Cracking Open Science
By Thomas Lin Science Times, January 17, 2012
Edited by Andy Ross
For centuries, scientific research was done in private, then submitted to
science and medical journals to be reviewed by peers and published for the
benefit of other researchers and the public at large. But the system is
hidebound, expensive and elitist. Peer review can take months, journal
subscriptions can be prohibitively costly, and a handful of gatekeepers
limit the flow of information.
Open-access archives and journals like
arXiv and the Public Library of Science (PLoS) have sprung up in recent
years. On the collaborative blog MathOverflow, mathematicians earn
reputation points for contributing to solutions. And a social networking
site called ResearchGate is growing fast.
Started in 2008 and based
in Berlin, ResearchGate was shaped with feedback from scientists. Its
membership is now more than 1.3 million and it has attracted millions of
dollars in venture capital. A year ago, ResearchGate had 12 employees. Now
it has 70 and is hiring. It features a self-archiving repository that houses
now 350,000 papers and offers search over 40 million abstracts and papers
from other science databases.
The established journals say they
provide a critical service that does not come cheap. Science executive
publisher Alan Leshner: "I would love for it to be free but we have to cover
the costs." Similarly, Nature employs a large editorial staff to manage the
peer-review process and to select and polish papers for publication.
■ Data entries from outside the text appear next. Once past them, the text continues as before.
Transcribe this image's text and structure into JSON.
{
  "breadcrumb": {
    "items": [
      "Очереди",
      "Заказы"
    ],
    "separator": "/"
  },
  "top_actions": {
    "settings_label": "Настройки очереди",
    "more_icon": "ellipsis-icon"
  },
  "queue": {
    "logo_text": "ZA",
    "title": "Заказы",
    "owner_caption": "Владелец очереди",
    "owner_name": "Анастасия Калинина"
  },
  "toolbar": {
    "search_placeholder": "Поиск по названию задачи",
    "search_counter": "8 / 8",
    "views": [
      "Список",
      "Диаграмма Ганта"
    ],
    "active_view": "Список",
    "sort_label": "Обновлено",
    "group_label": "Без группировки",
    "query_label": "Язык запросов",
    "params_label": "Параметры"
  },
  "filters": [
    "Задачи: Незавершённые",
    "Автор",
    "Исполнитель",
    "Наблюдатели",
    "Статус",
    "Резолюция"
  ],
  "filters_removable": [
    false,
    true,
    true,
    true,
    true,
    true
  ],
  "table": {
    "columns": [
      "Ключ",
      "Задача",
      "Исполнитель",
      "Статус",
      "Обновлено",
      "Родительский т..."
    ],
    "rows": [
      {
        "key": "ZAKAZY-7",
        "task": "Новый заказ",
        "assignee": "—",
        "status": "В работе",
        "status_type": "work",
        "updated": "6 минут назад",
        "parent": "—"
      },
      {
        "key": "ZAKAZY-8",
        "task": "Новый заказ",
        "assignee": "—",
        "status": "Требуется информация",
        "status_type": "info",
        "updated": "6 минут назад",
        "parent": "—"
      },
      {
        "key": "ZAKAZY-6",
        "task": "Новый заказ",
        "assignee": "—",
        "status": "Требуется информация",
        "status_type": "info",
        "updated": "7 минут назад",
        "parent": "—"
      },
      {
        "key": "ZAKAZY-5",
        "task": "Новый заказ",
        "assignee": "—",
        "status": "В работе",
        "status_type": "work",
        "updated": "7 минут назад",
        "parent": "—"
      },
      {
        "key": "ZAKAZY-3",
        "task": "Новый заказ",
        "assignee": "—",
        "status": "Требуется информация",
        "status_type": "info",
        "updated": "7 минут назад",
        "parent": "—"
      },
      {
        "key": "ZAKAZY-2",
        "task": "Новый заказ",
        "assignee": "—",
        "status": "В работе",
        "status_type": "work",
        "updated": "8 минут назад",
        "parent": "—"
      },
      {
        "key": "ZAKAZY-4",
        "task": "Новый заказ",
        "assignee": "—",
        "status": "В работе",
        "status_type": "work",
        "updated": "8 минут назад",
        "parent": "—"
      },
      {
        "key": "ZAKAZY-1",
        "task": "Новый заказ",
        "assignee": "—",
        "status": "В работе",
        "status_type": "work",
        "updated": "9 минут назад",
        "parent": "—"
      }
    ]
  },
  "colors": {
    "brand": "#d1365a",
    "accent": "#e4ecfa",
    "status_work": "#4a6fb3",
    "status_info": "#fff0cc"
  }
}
The journal publisher Elsevier has drawn criticism for supporting the
Research Works Act, introduced in Congress last month, which seeks to
protect publishers' rights by restricting access to research papers and
data. Elsevier director of universal access Alicia Wise says "professional
curation and preservation of data is, like professional publishing, neither
easy nor inexpensive."
MIT quantum computing theorist Scott Aaronson
refuses to conduct peer review for or submit papers to commercial journals:
"I got tired of giving free labor to these very rich for-profit companies."
He is now an active member of online science communities like MathOverflow.
Former Facebook VP of product management Matt Cohler now represents
Benchmark Capital on the ResearchGate board. He sees a vast untapped market
in online science.
AR Time to update science publishing. The
established journal publishers need to listen to their golden geese.